Вдали затих тяжкий гром морских волн. На еловых лапах висели бахромчатые лишайники, вековечные сосны мачтами лезли в небо. Доброга молча, как в знакомое лицо, вглядывался в каждое дерево, касался веток слабой рукой. На вырубке, откуда повольники брали лес для острога, староста затосковал, заскучал:
— Домой, домой…
Перед тыном поторопил брата:
— Скорее.
Во дворе Доброга захотел, чтобы его постель вынесли из-под навеса под открытое небо.
С моря надвинулась лохматая тучка. Доброга смотрел вверх, а кругом него стеснились товарищи и биармины, ожидая чего-то.
— Не обижайте их никогда, братья, — сказал Доброга про биарминов. — С ними всегда живите по нашей Новгородской Правде…
Передохнув, он продолжал:
— Для них не скупитесь на железо, делитесь всем…

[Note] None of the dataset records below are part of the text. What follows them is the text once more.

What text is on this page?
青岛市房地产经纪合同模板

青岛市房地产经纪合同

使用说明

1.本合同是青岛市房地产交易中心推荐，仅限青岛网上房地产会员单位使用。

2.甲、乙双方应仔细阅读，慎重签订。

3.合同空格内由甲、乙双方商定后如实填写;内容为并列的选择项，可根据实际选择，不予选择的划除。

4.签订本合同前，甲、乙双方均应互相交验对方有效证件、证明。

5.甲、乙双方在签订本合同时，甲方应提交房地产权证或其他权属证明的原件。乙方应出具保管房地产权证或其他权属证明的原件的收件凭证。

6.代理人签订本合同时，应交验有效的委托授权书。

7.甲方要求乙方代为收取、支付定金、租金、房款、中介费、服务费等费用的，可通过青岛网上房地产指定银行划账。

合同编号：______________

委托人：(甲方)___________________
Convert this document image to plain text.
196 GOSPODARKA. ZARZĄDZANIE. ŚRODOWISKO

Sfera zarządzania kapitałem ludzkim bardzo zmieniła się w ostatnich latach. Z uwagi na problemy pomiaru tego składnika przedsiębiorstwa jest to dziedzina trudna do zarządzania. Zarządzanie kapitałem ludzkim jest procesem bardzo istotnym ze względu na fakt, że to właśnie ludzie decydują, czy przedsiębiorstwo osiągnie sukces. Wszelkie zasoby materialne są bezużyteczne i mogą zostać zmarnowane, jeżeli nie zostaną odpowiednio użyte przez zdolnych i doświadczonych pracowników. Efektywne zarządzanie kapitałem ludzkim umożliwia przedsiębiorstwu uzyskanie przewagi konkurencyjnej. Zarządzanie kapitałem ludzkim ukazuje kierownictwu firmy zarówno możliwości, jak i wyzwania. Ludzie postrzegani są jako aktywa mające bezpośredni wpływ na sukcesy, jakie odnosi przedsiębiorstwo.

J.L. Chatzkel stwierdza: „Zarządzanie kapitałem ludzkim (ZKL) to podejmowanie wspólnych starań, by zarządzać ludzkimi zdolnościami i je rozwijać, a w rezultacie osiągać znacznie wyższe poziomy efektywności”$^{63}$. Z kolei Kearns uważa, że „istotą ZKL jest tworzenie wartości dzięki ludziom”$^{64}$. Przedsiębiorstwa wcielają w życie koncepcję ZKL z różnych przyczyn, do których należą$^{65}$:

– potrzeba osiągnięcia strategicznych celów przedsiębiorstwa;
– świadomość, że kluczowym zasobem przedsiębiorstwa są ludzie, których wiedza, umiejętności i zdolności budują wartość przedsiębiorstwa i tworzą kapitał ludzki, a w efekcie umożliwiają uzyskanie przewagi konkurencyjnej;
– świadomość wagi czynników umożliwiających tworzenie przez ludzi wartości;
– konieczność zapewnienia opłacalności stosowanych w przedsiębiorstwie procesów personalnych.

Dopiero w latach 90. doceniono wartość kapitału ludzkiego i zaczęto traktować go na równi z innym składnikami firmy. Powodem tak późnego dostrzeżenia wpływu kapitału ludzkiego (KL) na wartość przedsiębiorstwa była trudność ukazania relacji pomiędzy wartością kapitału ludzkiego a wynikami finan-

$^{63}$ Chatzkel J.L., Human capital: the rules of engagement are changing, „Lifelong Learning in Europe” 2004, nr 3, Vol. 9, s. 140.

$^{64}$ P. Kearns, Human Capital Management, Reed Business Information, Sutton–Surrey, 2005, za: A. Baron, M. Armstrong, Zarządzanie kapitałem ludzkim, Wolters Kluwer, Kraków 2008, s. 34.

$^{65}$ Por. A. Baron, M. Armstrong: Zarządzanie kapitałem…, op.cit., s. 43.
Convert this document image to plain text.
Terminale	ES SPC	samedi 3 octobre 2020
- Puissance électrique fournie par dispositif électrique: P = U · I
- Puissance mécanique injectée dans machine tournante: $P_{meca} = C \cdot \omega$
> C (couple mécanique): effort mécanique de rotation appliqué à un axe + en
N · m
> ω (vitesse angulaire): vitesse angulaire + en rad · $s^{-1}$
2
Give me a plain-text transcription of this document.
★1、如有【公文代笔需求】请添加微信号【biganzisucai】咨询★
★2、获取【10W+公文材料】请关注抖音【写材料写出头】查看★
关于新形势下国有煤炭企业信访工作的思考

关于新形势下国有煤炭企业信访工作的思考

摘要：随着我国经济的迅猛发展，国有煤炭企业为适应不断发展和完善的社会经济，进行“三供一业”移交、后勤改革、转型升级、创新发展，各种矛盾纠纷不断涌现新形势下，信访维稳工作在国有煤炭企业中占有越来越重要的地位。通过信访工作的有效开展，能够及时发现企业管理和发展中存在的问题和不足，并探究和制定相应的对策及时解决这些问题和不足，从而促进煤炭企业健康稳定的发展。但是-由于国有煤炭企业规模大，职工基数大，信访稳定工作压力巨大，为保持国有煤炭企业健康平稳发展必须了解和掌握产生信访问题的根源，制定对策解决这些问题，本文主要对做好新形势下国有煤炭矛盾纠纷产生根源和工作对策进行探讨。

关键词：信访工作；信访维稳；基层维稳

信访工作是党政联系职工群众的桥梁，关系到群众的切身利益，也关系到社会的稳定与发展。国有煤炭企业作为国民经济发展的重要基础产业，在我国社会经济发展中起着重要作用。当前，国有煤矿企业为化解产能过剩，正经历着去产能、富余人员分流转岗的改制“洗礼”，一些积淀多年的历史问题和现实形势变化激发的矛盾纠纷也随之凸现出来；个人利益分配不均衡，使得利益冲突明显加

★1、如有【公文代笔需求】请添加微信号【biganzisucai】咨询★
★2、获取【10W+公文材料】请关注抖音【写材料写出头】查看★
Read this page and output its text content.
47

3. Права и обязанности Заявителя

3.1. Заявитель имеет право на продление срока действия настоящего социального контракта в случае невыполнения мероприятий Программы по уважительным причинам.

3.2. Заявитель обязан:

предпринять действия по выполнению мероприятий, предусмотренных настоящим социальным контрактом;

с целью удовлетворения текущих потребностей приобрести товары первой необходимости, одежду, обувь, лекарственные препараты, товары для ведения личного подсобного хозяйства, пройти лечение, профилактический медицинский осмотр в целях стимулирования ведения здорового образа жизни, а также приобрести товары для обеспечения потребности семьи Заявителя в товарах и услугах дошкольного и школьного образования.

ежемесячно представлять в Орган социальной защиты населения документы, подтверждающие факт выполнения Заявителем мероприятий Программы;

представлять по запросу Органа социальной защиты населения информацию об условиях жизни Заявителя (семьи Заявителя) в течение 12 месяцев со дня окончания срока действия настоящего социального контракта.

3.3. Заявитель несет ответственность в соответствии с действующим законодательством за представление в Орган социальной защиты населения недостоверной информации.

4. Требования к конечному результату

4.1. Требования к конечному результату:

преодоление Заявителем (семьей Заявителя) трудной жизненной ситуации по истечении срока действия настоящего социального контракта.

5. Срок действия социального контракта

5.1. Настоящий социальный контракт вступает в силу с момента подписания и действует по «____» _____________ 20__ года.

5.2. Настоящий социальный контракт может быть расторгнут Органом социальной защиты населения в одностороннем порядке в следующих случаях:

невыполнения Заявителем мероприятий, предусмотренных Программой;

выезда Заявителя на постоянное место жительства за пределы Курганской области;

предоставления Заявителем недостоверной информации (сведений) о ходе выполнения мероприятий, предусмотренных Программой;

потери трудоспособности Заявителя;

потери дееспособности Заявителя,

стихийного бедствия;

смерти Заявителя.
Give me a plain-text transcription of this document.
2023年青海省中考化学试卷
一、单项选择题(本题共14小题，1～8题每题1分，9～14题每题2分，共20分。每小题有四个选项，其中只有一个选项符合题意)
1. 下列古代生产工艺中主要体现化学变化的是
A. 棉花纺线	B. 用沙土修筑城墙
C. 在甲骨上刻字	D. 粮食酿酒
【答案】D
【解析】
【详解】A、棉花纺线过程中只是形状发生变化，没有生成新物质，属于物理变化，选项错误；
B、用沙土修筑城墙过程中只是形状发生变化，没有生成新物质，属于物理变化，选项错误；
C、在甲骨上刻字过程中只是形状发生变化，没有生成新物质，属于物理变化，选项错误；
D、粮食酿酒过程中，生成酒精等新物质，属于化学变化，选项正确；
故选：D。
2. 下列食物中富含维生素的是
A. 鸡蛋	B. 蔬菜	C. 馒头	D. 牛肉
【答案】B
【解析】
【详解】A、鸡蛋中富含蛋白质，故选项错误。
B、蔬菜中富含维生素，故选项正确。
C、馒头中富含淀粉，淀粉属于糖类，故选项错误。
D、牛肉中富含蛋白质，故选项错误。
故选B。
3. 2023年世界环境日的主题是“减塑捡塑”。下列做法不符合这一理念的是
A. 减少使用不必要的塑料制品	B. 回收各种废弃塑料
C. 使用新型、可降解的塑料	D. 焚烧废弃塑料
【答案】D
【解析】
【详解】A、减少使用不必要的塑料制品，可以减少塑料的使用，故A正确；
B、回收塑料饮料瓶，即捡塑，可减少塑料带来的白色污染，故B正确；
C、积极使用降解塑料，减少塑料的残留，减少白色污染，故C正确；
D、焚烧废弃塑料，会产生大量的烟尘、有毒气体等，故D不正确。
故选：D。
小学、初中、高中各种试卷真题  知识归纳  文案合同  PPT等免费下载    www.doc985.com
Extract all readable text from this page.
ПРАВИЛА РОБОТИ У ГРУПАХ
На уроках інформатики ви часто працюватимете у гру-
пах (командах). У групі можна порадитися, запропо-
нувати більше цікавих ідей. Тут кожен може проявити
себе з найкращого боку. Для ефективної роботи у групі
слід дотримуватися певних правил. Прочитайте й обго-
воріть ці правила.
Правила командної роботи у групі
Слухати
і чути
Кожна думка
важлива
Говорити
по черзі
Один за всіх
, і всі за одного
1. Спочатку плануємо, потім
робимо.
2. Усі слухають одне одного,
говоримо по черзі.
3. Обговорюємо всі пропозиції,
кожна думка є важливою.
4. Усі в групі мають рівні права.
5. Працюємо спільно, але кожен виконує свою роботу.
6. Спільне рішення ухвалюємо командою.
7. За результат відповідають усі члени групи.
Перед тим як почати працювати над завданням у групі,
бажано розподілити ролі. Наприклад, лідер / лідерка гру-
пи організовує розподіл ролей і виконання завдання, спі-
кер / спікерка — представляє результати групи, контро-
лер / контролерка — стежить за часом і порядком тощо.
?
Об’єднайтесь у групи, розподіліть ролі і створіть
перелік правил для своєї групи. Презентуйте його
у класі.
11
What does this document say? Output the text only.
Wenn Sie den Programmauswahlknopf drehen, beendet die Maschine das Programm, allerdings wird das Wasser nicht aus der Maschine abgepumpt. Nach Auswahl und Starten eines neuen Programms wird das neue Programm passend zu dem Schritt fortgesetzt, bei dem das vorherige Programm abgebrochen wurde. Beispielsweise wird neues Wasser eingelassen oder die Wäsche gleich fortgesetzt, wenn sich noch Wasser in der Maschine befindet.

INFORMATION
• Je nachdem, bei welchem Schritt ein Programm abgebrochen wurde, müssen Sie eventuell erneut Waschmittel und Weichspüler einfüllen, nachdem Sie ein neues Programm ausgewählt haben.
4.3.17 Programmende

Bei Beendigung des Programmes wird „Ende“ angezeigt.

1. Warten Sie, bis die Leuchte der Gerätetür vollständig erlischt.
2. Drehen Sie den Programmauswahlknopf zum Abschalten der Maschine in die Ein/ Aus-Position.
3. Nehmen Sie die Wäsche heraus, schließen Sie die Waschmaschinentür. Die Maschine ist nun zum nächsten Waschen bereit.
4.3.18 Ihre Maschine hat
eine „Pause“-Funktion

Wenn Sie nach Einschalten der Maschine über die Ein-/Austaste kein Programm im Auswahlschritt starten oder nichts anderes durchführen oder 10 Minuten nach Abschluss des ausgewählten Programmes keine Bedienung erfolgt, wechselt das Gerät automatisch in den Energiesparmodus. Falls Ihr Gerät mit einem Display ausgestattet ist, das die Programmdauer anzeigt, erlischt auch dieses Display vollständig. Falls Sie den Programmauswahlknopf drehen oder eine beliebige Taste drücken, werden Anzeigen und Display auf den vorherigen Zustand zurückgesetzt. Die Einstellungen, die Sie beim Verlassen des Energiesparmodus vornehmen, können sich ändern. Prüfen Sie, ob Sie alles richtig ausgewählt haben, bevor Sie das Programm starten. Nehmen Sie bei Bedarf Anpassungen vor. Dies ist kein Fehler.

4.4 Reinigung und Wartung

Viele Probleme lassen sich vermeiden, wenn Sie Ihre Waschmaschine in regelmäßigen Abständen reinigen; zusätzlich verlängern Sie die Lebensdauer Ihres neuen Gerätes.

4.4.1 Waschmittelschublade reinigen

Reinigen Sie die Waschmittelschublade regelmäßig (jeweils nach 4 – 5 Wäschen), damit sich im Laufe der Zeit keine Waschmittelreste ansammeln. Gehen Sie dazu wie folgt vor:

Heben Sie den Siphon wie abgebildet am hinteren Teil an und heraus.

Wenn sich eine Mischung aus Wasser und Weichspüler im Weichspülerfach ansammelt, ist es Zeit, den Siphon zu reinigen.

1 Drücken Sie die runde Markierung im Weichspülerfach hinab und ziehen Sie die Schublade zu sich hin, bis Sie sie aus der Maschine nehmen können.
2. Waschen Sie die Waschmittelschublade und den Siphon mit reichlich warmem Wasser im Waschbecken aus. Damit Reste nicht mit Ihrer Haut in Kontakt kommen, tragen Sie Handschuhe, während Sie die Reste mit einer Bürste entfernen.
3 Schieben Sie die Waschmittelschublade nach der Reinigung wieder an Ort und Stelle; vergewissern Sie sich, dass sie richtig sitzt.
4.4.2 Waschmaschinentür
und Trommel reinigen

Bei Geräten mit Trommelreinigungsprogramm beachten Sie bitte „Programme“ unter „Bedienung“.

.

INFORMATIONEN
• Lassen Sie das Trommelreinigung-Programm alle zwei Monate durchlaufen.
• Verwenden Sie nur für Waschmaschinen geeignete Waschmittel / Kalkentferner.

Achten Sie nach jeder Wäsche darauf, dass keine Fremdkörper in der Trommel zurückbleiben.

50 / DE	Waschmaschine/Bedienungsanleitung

Он начал задыхаться. Одинец приподнял старосту.
— Помни: ты мне обещал принять… — начал Доброга речь к брату и кашлянул. Изо рта потекла алая кровь. Одинец осторожно опустил брата на меховое изголовье.
Доброга хотел говорить еще, но не мог. Одни глаза говорили.
Он протянул руки, обнял жену и брата и отошел далеко-далеко, куда уходят все, кто честно прожил свой век, смело брал все, припасенное Матерью-Землей для человека, кто зря не чинил обиды и врагу, а за друга себя не щадил.